We hope all of you are enjoying the beginning of spring and are finding time
to appreciate these pleasant changes in the seasons. In this issue of Patrika
we have another wonderful recipe that is good for all seasons. We will also
be discussing one of the foundation principles of Ayurveda; how like substances
influence our health and the doshas.
Sarvada sarvabhavanam samanyam vruddhi karanam / Rhasahetur
“Substances of like properties will cause increase of the same attributes, substances of opposite properties will cause decrease.”
- Charaka Samita
One of the basic principles of the Universe, which was first brought forth in early India, comes from the Vaisheshika philosophical system. It is the concept of like substances having an affinity for each other and thereby causing an increase of these qualities in the individual. This principle applies to Ayurveda in explaining why certain aspects of our environment will cause imbalances in our doshas. Each one of the doshas has specific qualities, known as gunas, which are associated with it. Vata has the qualities of rough, dry, cold, mobile, light, porous and refined. Pitta’s gunas are hot, penetrating, liquid, spreading, light, oily and sour. And Kapha’s qualities are heavy, cold, soft, sweet, steady, oily, slimy and moderate.
Our prakruti, or basic constitution, has a predominance of some of these qualities, which determines whether we are vata, pitta or kapha. For example, an individual with more of the light, mobile and dry qualities will have more vata in their prakruti. Because of the law of like substances having an affinity for each other, people with vata constitutions will be naturally attracted to those same things in their surrounding environment. And because these certain gunas are already more predominant in that individual, they will be especially prone to that particular dosha becoming vitiated. If you know which gunas are predominant in your constitution, you can be more aware of those qualities, in order to keep your doshas in balance. Whenever these gunas become excessive they will cause the doshas to increase and get out of balance. One of the primary areas where we can work with these gunas is in our nutritional choices. Start to look at food differently, as a mixture of tastes and qualities and you will notice foods that are dry, cold, and rough will increase your vata.
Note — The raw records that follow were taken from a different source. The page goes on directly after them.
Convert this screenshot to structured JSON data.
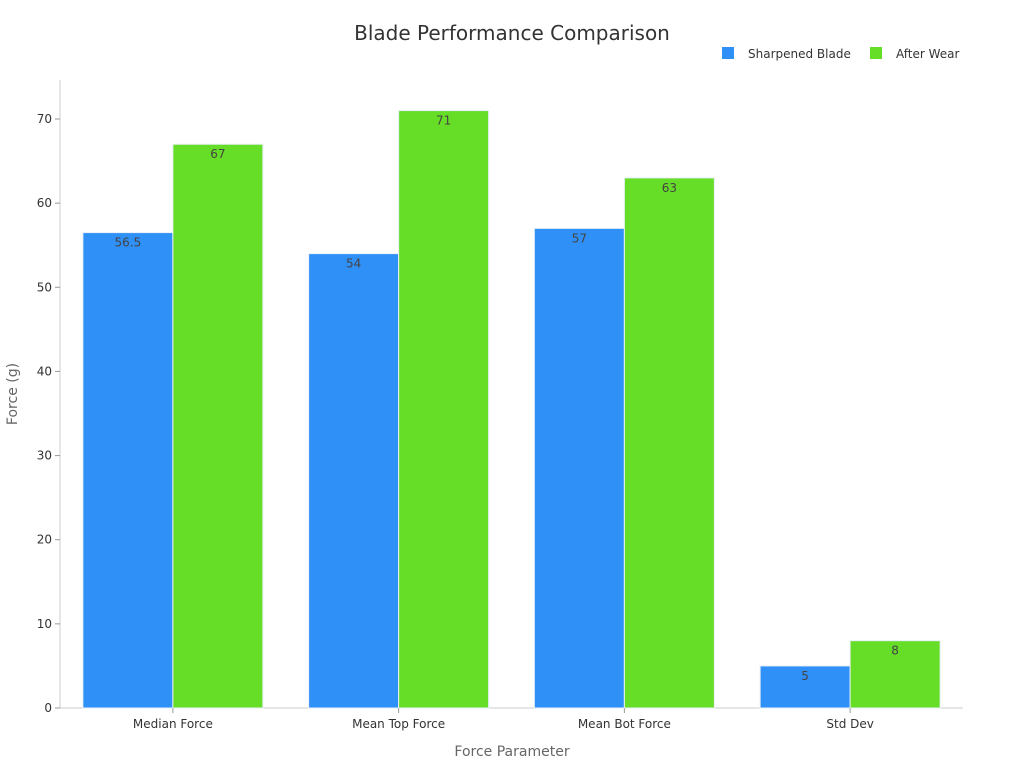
{
  "chart_data": {
    "type": "bar",
    "title": "Blade Performance Comparison",
    "xlabel": "Force Parameter",
    "ylabel": "Force (g)",
    "categories": [
      "Median Force",
      "Mean Top Force",
      "Mean Bot Force",
      "Std Dev"
    ],
    "series": [
      {
        "name": "Sharpened Blade",
        "color": "#2f90f7",
        "values": [
          56.5,
          54,
          57,
          5
        ]
      },
      {
        "name": "After Wear",
        "color": "#66dd27",
        "values": [
          67,
          71,
          63,
          8
        ]
      }
    ],
    "ylim": [
      0,
      75
    ],
    "yticks": [
      0,
      10,
      20,
      30,
      40,
      50,
      60,
      70
    ],
    "legend_position": "top-right",
    "grid": false
  }
}
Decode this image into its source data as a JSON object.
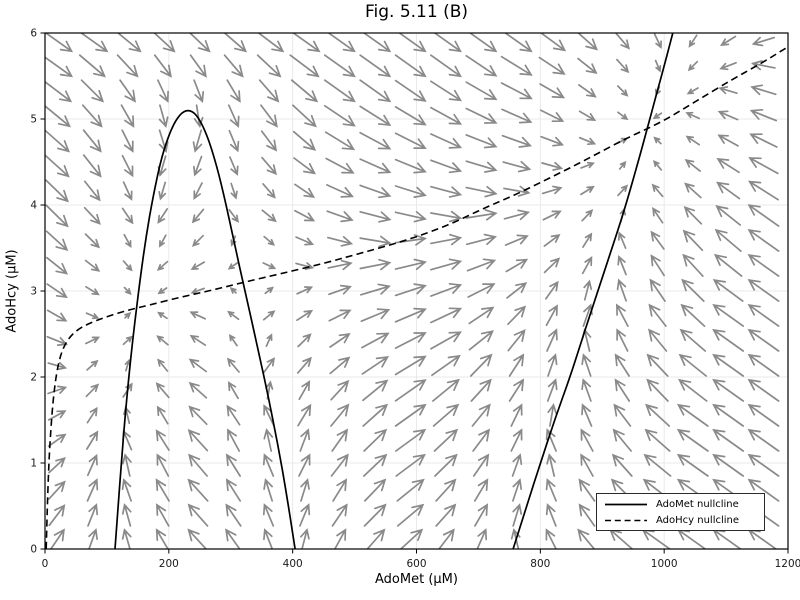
{
  "chart_data": {
    "type": "line",
    "subtype": "phase-plane-with-vector-field",
    "title": "Fig. 5.11 (B)",
    "xlabel": "AdoMet (μM)",
    "ylabel": "AdoHcy (μM)",
    "xlim": [
      0,
      1200
    ],
    "ylim": [
      0,
      6
    ],
    "x_ticks": [
      0,
      200,
      400,
      600,
      800,
      1000,
      1200
    ],
    "y_ticks": [
      0,
      1,
      2,
      3,
      4,
      5,
      6
    ],
    "grid": true,
    "legend": {
      "position": "lower right",
      "entries": [
        {
          "label": "AdoMet nullcline",
          "style": "solid"
        },
        {
          "label": "AdoHcy nullcline",
          "style": "dashed"
        }
      ]
    },
    "series": [
      {
        "name": "AdoMet nullcline",
        "style": "solid",
        "color": "#000000",
        "branches": [
          [
            [
              113,
              0
            ],
            [
              118,
              0.5
            ],
            [
              124,
              1.05
            ],
            [
              130,
              1.6
            ],
            [
              137,
              2.12
            ],
            [
              145,
              2.64
            ],
            [
              153,
              3.1
            ],
            [
              163,
              3.62
            ],
            [
              175,
              4.12
            ],
            [
              189,
              4.58
            ],
            [
              204,
              4.89
            ],
            [
              218,
              5.06
            ],
            [
              231,
              5.11
            ],
            [
              244,
              5.06
            ],
            [
              258,
              4.88
            ],
            [
              273,
              4.57
            ],
            [
              289,
              4.12
            ],
            [
              306,
              3.55
            ],
            [
              323,
              3.0
            ],
            [
              341,
              2.42
            ],
            [
              359,
              1.83
            ],
            [
              376,
              1.22
            ],
            [
              391,
              0.6
            ],
            [
              404,
              0
            ]
          ],
          [
            [
              756,
              0
            ],
            [
              779,
              0.52
            ],
            [
              801,
              1.02
            ],
            [
              824,
              1.52
            ],
            [
              848,
              2.0
            ],
            [
              871,
              2.52
            ],
            [
              893,
              3.0
            ],
            [
              914,
              3.46
            ],
            [
              934,
              3.9
            ],
            [
              954,
              4.4
            ],
            [
              972,
              4.87
            ],
            [
              988,
              5.3
            ],
            [
              1002,
              5.67
            ],
            [
              1014,
              6.0
            ]
          ]
        ]
      },
      {
        "name": "AdoHcy nullcline",
        "style": "dashed",
        "color": "#000000",
        "points": [
          [
            2,
            0
          ],
          [
            3,
            0.3
          ],
          [
            4,
            0.55
          ],
          [
            6,
            0.95
          ],
          [
            9,
            1.35
          ],
          [
            13,
            1.72
          ],
          [
            18,
            2.02
          ],
          [
            25,
            2.26
          ],
          [
            35,
            2.42
          ],
          [
            50,
            2.54
          ],
          [
            70,
            2.62
          ],
          [
            95,
            2.69
          ],
          [
            130,
            2.77
          ],
          [
            170,
            2.84
          ],
          [
            220,
            2.93
          ],
          [
            270,
            3.01
          ],
          [
            320,
            3.1
          ],
          [
            380,
            3.2
          ],
          [
            450,
            3.32
          ],
          [
            510,
            3.44
          ],
          [
            580,
            3.58
          ],
          [
            650,
            3.76
          ],
          [
            705,
            3.95
          ],
          [
            760,
            4.12
          ],
          [
            820,
            4.33
          ],
          [
            880,
            4.55
          ],
          [
            940,
            4.78
          ],
          [
            995,
            4.96
          ],
          [
            1050,
            5.2
          ],
          [
            1110,
            5.46
          ],
          [
            1160,
            5.66
          ],
          [
            1200,
            5.84
          ]
        ]
      }
    ],
    "vector_field": {
      "description": "quiver arrows: horizontal component flips sign across AdoMet nullcline (leftward inside hump and right of rising branch), vertical component flips across AdoHcy nullcline (upward below it)",
      "grid": {
        "x_start": 19,
        "x_step": 57.1,
        "x_count": 21,
        "y_start": 0.1,
        "y_step": 0.2905,
        "y_count": 21
      },
      "u_mag": {
        "min": 2.5,
        "range": 27,
        "dist_scale": 1.1,
        "s_norm": 200
      },
      "v_mag": {
        "min": 4,
        "range": 17,
        "dh_scale": 1.8
      },
      "hump_peak_y": 5.11
    },
    "styles": {
      "nullcline_color": "#000000",
      "arrow_color": "#8a8a8a",
      "grid_color": "#e9e9e9",
      "spine_color": "#000000",
      "tick_label_color": "#1a1a1a",
      "background": "#ffffff",
      "dash_pattern": "7,4.2"
    }
  }
}
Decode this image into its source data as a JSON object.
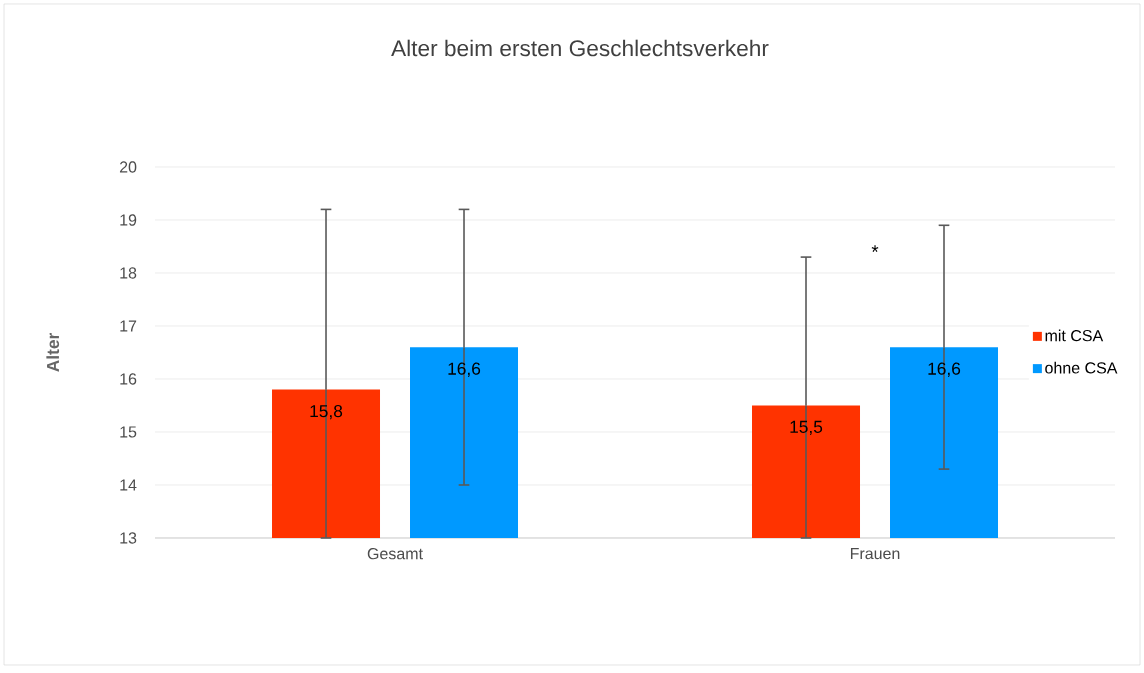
{
  "chart_data": {
    "type": "bar",
    "title": "Alter beim ersten Geschlechtsverkehr",
    "ylabel": "Alter",
    "categories": [
      "Gesamt",
      "Frauen"
    ],
    "series": [
      {
        "name": "mit CSA",
        "color": "#ff3300",
        "values": [
          15.8,
          15.5
        ],
        "value_labels": [
          "15,8",
          "15,5"
        ],
        "errors": [
          [
            13,
            19.2
          ],
          [
            13,
            18.3
          ]
        ]
      },
      {
        "name": "ohne CSA",
        "color": "#0099ff",
        "values": [
          16.6,
          16.6
        ],
        "value_labels": [
          "16,6",
          "16,6"
        ],
        "errors": [
          [
            14,
            19.2
          ],
          [
            14.3,
            18.9
          ]
        ]
      }
    ],
    "ylim": [
      13,
      20
    ],
    "yticks": [
      13,
      14,
      15,
      16,
      17,
      18,
      19,
      20
    ],
    "grid": "y",
    "legend": "right",
    "annotations": [
      "*"
    ]
  }
}
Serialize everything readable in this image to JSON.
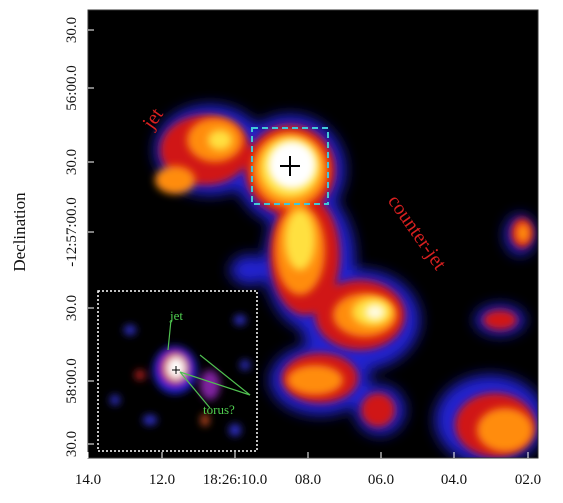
{
  "figure": {
    "y_label": "Declination",
    "x_ticks": [
      "14.0",
      "12.0",
      "18:26:10.0",
      "08.0",
      "06.0",
      "04.0",
      "02.0"
    ],
    "y_ticks": [
      "30.0",
      "58:00.0",
      "30.0",
      "-12:57:00.0",
      "30.0",
      "56:00.0",
      "30.0"
    ],
    "annotations": {
      "jet": "jet",
      "counter_jet": "counter-jet"
    },
    "inset": {
      "jet": "jet",
      "torus": "torus?"
    }
  }
}
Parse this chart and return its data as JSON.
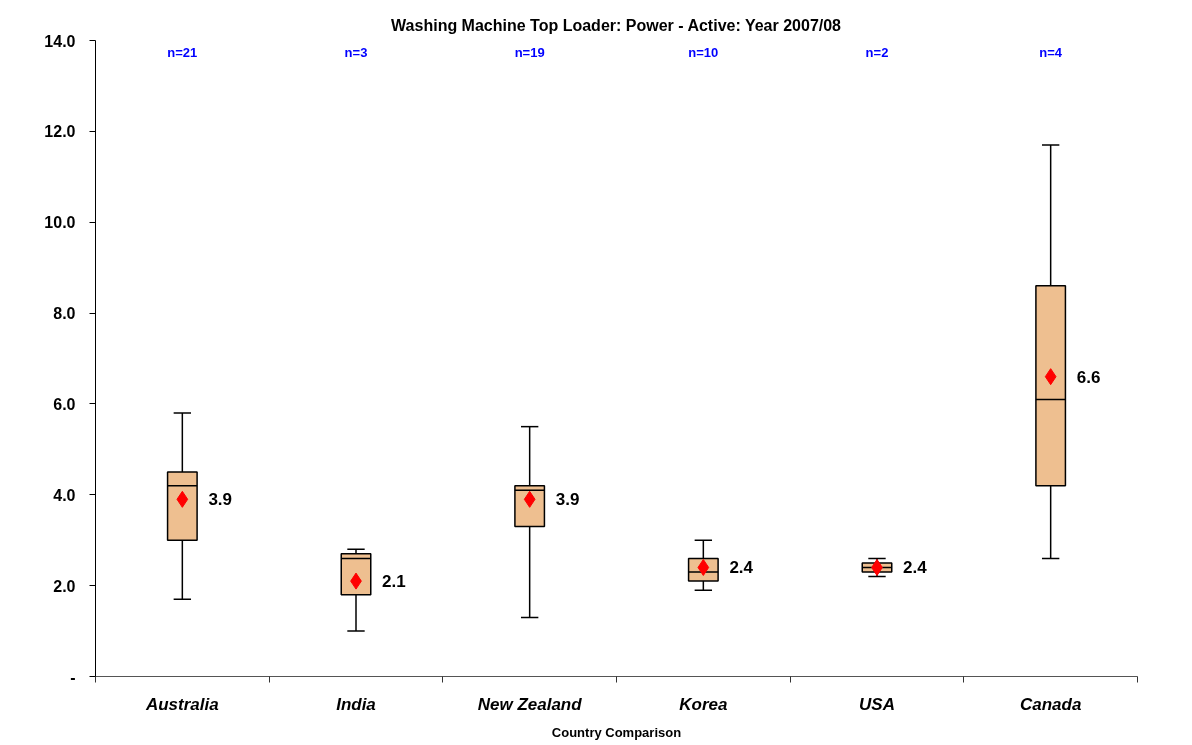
{
  "chart_data": {
    "type": "box",
    "title": "Washing Machine Top Loader: Power - Active: Year 2007/08",
    "xlabel": "Country Comparison",
    "categories": [
      "Australia",
      "India",
      "New Zealand",
      "Korea",
      "USA",
      "Canada"
    ],
    "boxes": [
      {
        "low": 1.7,
        "q1": 3.0,
        "median": 4.2,
        "q3": 4.5,
        "high": 5.8,
        "mean": 3.9
      },
      {
        "low": 1.0,
        "q1": 1.8,
        "median": 2.6,
        "q3": 2.7,
        "high": 2.8,
        "mean": 2.1
      },
      {
        "low": 1.3,
        "q1": 3.3,
        "median": 4.1,
        "q3": 4.2,
        "high": 5.5,
        "mean": 3.9
      },
      {
        "low": 1.9,
        "q1": 2.1,
        "median": 2.3,
        "q3": 2.6,
        "high": 3.0,
        "mean": 2.4
      },
      {
        "low": 2.2,
        "q1": 2.3,
        "median": 2.4,
        "q3": 2.5,
        "high": 2.6,
        "mean": 2.4
      },
      {
        "low": 2.6,
        "q1": 4.2,
        "median": 6.1,
        "q3": 8.6,
        "high": 11.7,
        "mean": 6.6
      }
    ],
    "value_labels": [
      "3.9",
      "2.1",
      "3.9",
      "2.4",
      "2.4",
      "6.6"
    ],
    "color": "#eebf90",
    "marker": "diamond",
    "ylim": [
      0,
      14
    ],
    "yticks": [
      {
        "value": 0,
        "label": "-"
      },
      {
        "value": 2,
        "label": "2.0"
      },
      {
        "value": 4,
        "label": "4.0"
      },
      {
        "value": 6,
        "label": "6.0"
      },
      {
        "value": 8,
        "label": "8.0"
      },
      {
        "value": 10,
        "label": "10.0"
      },
      {
        "value": 12,
        "label": "12.0"
      },
      {
        "value": 14,
        "label": "14.0"
      }
    ],
    "annotations": [
      "n=21",
      "n=3",
      "n=19",
      "n=10",
      "n=2",
      "n=4"
    ]
  }
}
Hot, oily, sour food elevates pitta and heavy, oily, sweet food causes kapha to increase.
By understanding the relationship between the gunas and the doshas, we can begin to make choices from our external environment that will counter the effects of the gunas. Substances with opposite properties will decrease the effect on the doshas and help to keep them in balance. So if you are having a kapha imbalance, stay away from ice cream and focus on foods that are light, dry and warm with a small amount of pungent spices. Pitta challenged individuals have to stay away from hot, oily, spicy food and eat more cooling foods like salads, green vegetables and rice. And vata predominant people have to stay away from dry, light food and eat a warm, moist diet consisting of more soups and stews.
These simple principles are the beauty of Ayurveda. They offer easy guidelines
for making adjustments in our diet and lifestyle. By reducing the amount of
like substances that tend to aggravate the doshas, we will find that balancing
the doshas and staying healthy is much easier. Try using foods with opposing
gunas to help mitigate your elevated doshas and return balance to your mind
and body. Incorporating this principle into daily life will improve your overall
health and make your life experiences more enriching.
Creamy Vegetable Subji
Here is a nice variation for a vegetable dish that goes great with rice or pasta. This basic recipe works well in all seasons and with all doshas. You may wish to vary some of the vegetables to accommodate your climate or specific protocol needs. First prepare the following vegetables by cleaning and slicing in small pieces.
1 small peeled butternut squash
1 large peeled potato
2 peeled carrots
½ red bell pepper
¼ head of green cabbage
In a large pot combine the following freshly ground spices and saute.
2 tsp. ghee
1 tsp. turmeric
1 tsp. cumin
1 tsp. coriander
½ tsp. fennel
½ tsp. finely chopped ginger
Add the vegetables and 3 cups of water and cook until the vegetables are soft.
Stir the veggies until they break up and start to become thicker and creamy.
The more you stir, the creamier it will become. You may enjoy this dish served
alone or on top of rice or pasta. Serves four.